Auchan : il ne fait pas bon être enceinte pour le management

Emploi et Salaires par Valérie Forgeront

Photo : Rafal Zych (CC-BY-NC 2.0)

Auchan, la vie, la vraie… Derrière ce slogan commercial, le quotidien de travail des salariés de cette enseigne de la grande distribution appartenant à la famille Mulliez (une des plus grosses fortunes de France estimée à 37 milliards d’euros) n’a rien d’idyllique.

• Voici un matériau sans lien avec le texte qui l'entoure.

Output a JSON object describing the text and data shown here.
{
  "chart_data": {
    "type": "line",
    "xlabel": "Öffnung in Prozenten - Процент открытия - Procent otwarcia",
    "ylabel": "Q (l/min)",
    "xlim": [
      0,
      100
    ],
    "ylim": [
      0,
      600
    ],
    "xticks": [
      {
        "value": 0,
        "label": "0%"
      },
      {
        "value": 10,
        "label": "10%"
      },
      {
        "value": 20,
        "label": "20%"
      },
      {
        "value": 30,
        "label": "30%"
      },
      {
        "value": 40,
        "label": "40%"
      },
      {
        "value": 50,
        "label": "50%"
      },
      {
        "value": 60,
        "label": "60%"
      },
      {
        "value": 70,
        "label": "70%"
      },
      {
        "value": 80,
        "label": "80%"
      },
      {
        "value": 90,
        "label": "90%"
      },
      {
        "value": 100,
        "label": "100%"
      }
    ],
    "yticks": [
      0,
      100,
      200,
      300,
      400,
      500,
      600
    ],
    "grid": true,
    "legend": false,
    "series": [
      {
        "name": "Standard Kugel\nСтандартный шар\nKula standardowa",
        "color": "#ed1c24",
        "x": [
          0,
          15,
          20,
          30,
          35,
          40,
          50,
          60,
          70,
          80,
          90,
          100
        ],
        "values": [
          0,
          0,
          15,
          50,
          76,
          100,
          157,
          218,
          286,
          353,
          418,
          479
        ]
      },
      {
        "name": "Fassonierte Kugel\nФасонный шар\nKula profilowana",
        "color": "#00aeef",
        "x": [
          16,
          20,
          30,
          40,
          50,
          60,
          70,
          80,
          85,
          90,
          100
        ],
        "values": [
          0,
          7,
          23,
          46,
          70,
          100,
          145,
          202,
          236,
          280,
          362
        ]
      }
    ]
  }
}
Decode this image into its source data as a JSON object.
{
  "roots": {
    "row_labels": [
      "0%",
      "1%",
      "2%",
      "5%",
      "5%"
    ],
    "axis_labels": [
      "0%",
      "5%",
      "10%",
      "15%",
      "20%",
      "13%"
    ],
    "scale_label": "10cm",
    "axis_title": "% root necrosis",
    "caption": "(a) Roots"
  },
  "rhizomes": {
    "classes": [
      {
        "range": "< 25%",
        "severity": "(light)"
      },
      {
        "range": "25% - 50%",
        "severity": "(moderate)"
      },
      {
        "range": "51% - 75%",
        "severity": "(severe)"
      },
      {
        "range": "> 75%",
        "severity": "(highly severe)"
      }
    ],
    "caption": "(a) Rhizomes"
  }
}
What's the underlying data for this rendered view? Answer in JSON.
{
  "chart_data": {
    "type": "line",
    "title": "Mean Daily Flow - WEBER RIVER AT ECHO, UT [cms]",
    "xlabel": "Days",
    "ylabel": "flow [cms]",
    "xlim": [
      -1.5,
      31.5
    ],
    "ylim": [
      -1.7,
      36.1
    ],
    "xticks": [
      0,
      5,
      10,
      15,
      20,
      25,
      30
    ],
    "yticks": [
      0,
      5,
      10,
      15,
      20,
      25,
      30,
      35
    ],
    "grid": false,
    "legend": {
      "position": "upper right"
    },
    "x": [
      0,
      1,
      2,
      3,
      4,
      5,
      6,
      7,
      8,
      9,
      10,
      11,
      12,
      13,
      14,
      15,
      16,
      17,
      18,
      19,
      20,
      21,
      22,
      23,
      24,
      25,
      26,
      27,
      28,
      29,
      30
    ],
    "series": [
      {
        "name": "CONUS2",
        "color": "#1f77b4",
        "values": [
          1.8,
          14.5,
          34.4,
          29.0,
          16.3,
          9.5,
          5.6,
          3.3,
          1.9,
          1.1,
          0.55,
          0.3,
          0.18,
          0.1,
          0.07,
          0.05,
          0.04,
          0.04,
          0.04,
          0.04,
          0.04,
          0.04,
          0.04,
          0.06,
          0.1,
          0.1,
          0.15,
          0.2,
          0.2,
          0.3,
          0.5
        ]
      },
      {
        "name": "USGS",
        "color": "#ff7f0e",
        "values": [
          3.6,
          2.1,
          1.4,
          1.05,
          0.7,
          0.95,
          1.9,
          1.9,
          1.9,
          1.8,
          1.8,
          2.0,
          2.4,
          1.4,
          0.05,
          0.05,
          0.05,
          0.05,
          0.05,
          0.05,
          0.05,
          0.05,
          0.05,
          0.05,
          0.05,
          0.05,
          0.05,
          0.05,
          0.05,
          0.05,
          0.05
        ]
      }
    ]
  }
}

De récentes affaires médiatisées par les syndicats, dont FO, illustrent la dure réalité de travail des salariés soumis à des méthodes managériales virant à la tyrannie et à la maltraitance.

A Tourcoing près de Lille, c’est une jeune caissière de 23 ans employée chez Auchan en contrat de professionnalisation dans un supermarché qui a fait une fausse-couche sur son lieu de travail le 22 novembre.

Enceinte de trois mois, supportant une grossesse difficile, la jeune femme explique qu’en poste à sa caisse, elle avait demandé à plusieurs reprises à sa hiérarchie de lui accorder des pauses afin de se rendre aux toilettes. Elle est victime de fortes douleurs et fait une hémorragie… Sa hiérarchie lui refuse toutefois le droit de quitter sa caisse explique la jeune employée.

Depuis, elle a porté plainte pour non-assistance à personne en péril et mise en danger par non-respect d’une obligation de prudence ou de sécurité. L’inspection du travail a été saisie de l’affaire et une enquête judiciaire a été ouverte par le parquet de Lille. La direction du magasin affirme de son côté que la jeune femme n’a sollicité aucune pause. S’appuyant sur les conclusions de l’enquête réalisée par le CHSCT, la Direction assure qu’il n’y a aucune faute ou erreur à imputer à la hiérarchie. Elle remarque seulement que la proximité managériale aurait pu être, sur ce cas précis, plus forte.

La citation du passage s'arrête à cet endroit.